High Tide Flooding and Annual Outlook
Published on October 1st, 2020
High-tide flooding, often referred to as “nuisance” or “sunny day” flooding, is increasingly common due to years of relative sea level increases. It occurs when tides reach anywhere from 1.75 to 2 feet above the daily average high tide and start spilling onto streets or bubbling up from storm drains.
As sea level rise continues, damaging floods that decades ago happened only during a storm now happen more regularly, such as during a full-moon tide or with a change in prevailing winds or currents.
Each year, the National Oceanic and Atmospheric Administration (NOAA) documents changes in high-tide flooding patterns from the previous year at 98 NOAA tide gauges along the U.S. coast, and provides a flooding outlook for these locations for the coming year, as well as projections for the next several decades.

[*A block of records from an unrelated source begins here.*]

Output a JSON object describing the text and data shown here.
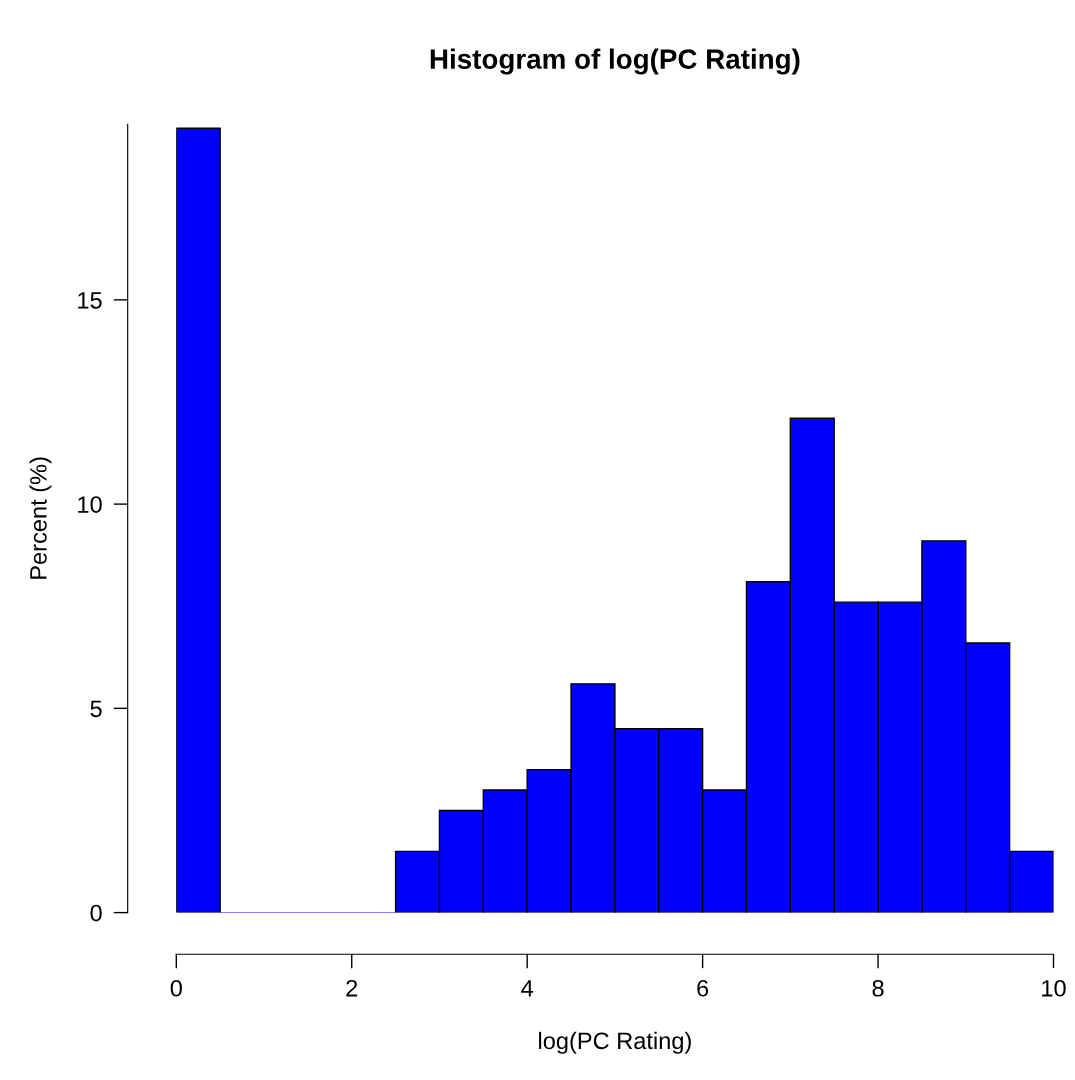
{
  "chart_data": {
    "type": "histogram",
    "title": "Histogram of log(PC Rating)",
    "xlabel": "log(PC Rating)",
    "ylabel": "Percent (%)",
    "bins": [
      0,
      0.5,
      1,
      1.5,
      2,
      2.5,
      3,
      3.5,
      4,
      4.5,
      5,
      5.5,
      6,
      6.5,
      7,
      7.5,
      8,
      8.5,
      9,
      9.5,
      10
    ],
    "values": [
      19.2,
      0,
      0,
      0,
      0,
      1.5,
      2.5,
      3.0,
      3.5,
      5.6,
      4.5,
      4.5,
      3.0,
      8.1,
      12.1,
      7.6,
      7.6,
      9.1,
      6.6,
      1.5
    ],
    "color": "#0000ff",
    "xlim": [
      0,
      10
    ],
    "ylim": [
      0,
      19.3
    ],
    "xticks": [
      0,
      2,
      4,
      6,
      8,
      10
    ],
    "yticks": [
      0,
      5,
      10,
      15
    ],
    "grid": false
  }
}
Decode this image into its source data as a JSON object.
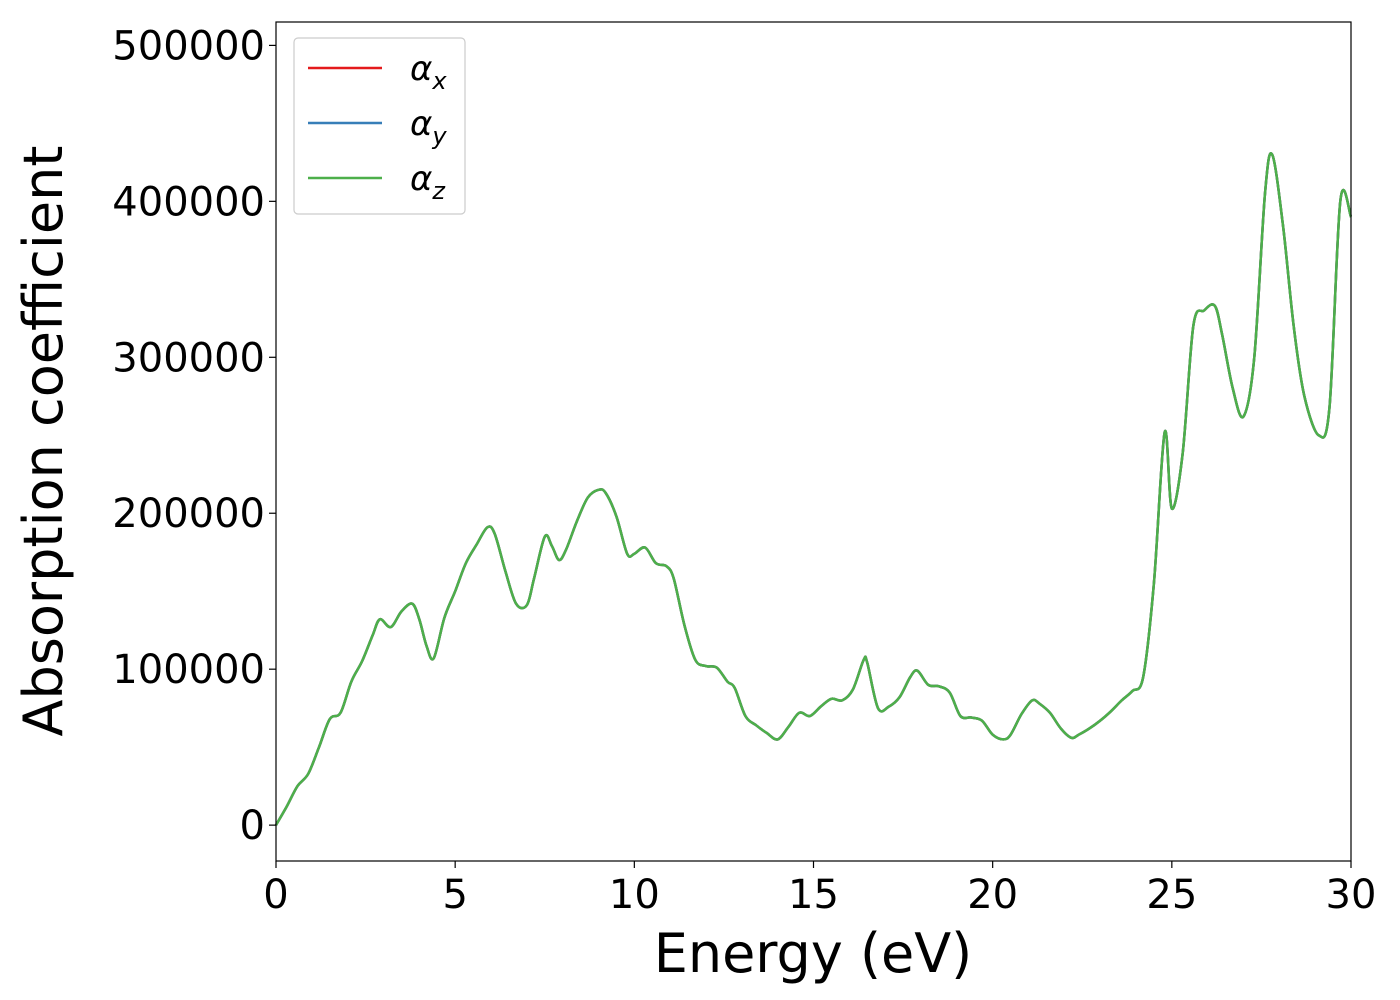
{
  "chart_data": {
    "type": "line",
    "xlabel": "Energy (eV)",
    "ylabel": "Absorption coefficient",
    "xlim": [
      0,
      30
    ],
    "ylim": [
      -23000,
      515000
    ],
    "xticks": [
      0,
      5,
      10,
      15,
      20,
      25,
      30
    ],
    "yticks": [
      0,
      100000,
      200000,
      300000,
      400000,
      500000
    ],
    "grid": false,
    "legend_position": "upper-left",
    "series": [
      {
        "name": "α",
        "subscript": "x",
        "color": "#e41a1c"
      },
      {
        "name": "α",
        "subscript": "y",
        "color": "#377eb8"
      },
      {
        "name": "α",
        "subscript": "z",
        "color": "#4daf4a"
      }
    ],
    "x": [
      0,
      0.3,
      0.6,
      0.9,
      1.2,
      1.5,
      1.8,
      2.1,
      2.4,
      2.7,
      2.9,
      3.2,
      3.5,
      3.8,
      4.0,
      4.2,
      4.4,
      4.7,
      5.0,
      5.3,
      5.6,
      5.9,
      6.1,
      6.4,
      6.7,
      7.0,
      7.2,
      7.5,
      7.7,
      7.9,
      8.1,
      8.4,
      8.7,
      9.0,
      9.2,
      9.5,
      9.8,
      10.0,
      10.3,
      10.6,
      10.9,
      11.1,
      11.4,
      11.7,
      12.0,
      12.3,
      12.6,
      12.8,
      13.1,
      13.4,
      13.7,
      14.0,
      14.3,
      14.6,
      14.9,
      15.2,
      15.5,
      15.8,
      16.1,
      16.4,
      16.5,
      16.8,
      17.1,
      17.4,
      17.7,
      17.9,
      18.2,
      18.5,
      18.8,
      19.1,
      19.4,
      19.7,
      20.0,
      20.3,
      20.5,
      20.8,
      21.1,
      21.3,
      21.6,
      21.9,
      22.2,
      22.4,
      22.7,
      23.0,
      23.3,
      23.6,
      23.9,
      24.2,
      24.5,
      24.8,
      25.0,
      25.3,
      25.6,
      25.9,
      26.2,
      26.4,
      26.7,
      27.0,
      27.3,
      27.6,
      27.8,
      28.1,
      28.4,
      28.7,
      29.1,
      29.4,
      29.7,
      30.0
    ],
    "y": [
      0,
      12000,
      25000,
      33000,
      50000,
      68000,
      72000,
      92000,
      105000,
      122000,
      132000,
      127000,
      137000,
      142000,
      132000,
      115000,
      107000,
      133000,
      150000,
      168000,
      180000,
      191000,
      187000,
      163000,
      142000,
      141000,
      158000,
      185000,
      179000,
      170000,
      177000,
      195000,
      210000,
      215000,
      213000,
      198000,
      174000,
      174000,
      178000,
      168000,
      166000,
      158000,
      128000,
      106000,
      102000,
      101000,
      92000,
      88000,
      70000,
      64000,
      59000,
      55000,
      63000,
      72000,
      70000,
      76000,
      81000,
      80000,
      87000,
      106000,
      104000,
      75000,
      76000,
      82000,
      95000,
      99000,
      90000,
      89000,
      85000,
      70000,
      69000,
      67000,
      58000,
      55000,
      58000,
      71000,
      80000,
      78000,
      72000,
      62000,
      56000,
      58000,
      62000,
      67000,
      73000,
      80000,
      86000,
      95000,
      155000,
      252000,
      203000,
      238000,
      320000,
      330000,
      333000,
      315000,
      280000,
      262000,
      300000,
      405000,
      430000,
      385000,
      320000,
      275000,
      250000,
      268000,
      400000,
      390000
    ]
  }
}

The State of High Tide Flooding in 2019 and the Outlook through April 2021
Coastal communities across the U.S. continued to see record-setting high-tide flooding in 2019, forcing their residents and visitors to deal with flooded shorelines, streets and basements — a trend that is expected to continue into 2021.
• In 2019, the national annual flood frequency reached 4 days (median value), just shy of the record of 5 days set in 2018. High tide flooding is now accelerating at 75% of locations along the East and Gulf Coasts. Nineteen locations, primarily in these regions, broke or tied their flood records.
• Through May 2021, the national high tide flood frequency is expected to accelerate, with U.S. coastal communities seeing an average of 2 to 6 days of flooding in the coming year. Communities along the northeast and western Gulf coasts will see higher levels. No HTF is predicted for the U.S. Island coastlines.
• By 2030, high tide flooding is likely to be in the range of 7 – 15 days and by 2050, between 25 – 75 days. These long term outlooks are based on the range of relative sea level rise ‘more likely’ to occur by 2030 and 2050 using projections of the Fourth National Climate Assessment.